Peru Adopts UPI-Based System
Next year, Peru plans to introduce a real-time digital payments system modeled after India’s Unified Payment Interface (UPI). Unlike Brazil’s Pix, Peru has decided not to base its system on this technology. This choice may be more influenced by India’s active promotion of its own payment solutions.
Partnership Between NIPL and BCRP
The new digital payments system in Peru is the result of a partnership announced in 2024 between India’s NPCI International Payments Limited (NIPL) and the Central Reserve Bank of Peru (BCRP). This collaboration builds on NIPL’s work with nations like France, Singapore, and the UAE to enable UPI-based payment systems. NIPL has also discussed potential partnerships with several South American and African countries.
Brazil Explores Pix International Opportunities
Meanwhile, Brazil’s Central Bank is looking to expand the reach of its Pix payment system. At the 2024 G20 summit, it highlighted efforts to integrate Pix with foreign platforms, with Italy showing interest in a bilateral agreement. Additionally, Wipay, a Spanish payment processor, opened Europe’s first Pix outlet at Barcelona-El Prat airport.
UPI as the Global Leader
UPI remains the global leader in instant payments and now handles almost half of the world’s digital transactions, largely due to its dominance through UPI. It has also partnered with major players like Google and PayPal.
Peru’s Economic Transformative Potential
Peru sees the potential for broader economic transformation by adopting UPI, not just as a payment layer but also to bring more consumers into the digital payments mainstream. This includes expanding smartphone-based services and introducing related products like basic insurance.

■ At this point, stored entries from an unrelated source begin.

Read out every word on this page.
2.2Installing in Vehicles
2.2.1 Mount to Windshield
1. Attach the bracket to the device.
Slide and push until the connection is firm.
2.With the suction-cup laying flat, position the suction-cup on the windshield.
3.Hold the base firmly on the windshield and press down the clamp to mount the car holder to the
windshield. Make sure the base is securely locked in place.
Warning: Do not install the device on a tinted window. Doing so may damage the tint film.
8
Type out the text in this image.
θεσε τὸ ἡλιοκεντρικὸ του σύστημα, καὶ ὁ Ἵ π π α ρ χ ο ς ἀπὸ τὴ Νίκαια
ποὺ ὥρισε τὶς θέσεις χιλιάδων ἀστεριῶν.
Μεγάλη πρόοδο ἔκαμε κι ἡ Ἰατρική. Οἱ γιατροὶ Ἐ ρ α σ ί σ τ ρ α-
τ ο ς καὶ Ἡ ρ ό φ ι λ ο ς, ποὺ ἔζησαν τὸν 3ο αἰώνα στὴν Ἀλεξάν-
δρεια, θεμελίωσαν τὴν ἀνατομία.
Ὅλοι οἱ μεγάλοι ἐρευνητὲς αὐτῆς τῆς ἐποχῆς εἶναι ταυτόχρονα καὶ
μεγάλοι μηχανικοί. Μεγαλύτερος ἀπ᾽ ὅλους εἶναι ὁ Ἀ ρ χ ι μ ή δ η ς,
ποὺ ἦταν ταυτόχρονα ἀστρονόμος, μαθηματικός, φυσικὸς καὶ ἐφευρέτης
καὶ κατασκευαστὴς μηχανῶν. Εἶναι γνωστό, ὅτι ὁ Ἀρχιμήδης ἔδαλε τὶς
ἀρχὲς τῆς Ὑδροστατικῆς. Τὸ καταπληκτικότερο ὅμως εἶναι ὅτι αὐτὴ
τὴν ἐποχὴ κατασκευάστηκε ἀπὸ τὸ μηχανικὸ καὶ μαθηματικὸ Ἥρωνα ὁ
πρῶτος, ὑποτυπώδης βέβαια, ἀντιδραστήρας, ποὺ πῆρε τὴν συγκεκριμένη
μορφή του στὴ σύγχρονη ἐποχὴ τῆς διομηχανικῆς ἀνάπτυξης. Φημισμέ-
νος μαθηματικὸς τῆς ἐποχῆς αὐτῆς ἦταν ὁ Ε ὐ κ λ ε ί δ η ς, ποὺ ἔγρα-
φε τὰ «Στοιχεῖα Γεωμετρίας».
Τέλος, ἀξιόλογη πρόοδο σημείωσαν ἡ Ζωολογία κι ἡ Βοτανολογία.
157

Growth Opportunities in South America
South America is poised for significant growth in digital payments, as evidenced by data from 2024. According to Beyond Borders, seven out of ten Latin American adults have made or received digital payments, up from four in ten a decade ago.
Cash usage has declined, with Mastercard research across Central and South America showing that only 15% of respondents rely on cash for more than 75% of their monthly expenses, down from 25% pre-pandemic. Nearly all small businesses now accept at least one form of digital payment.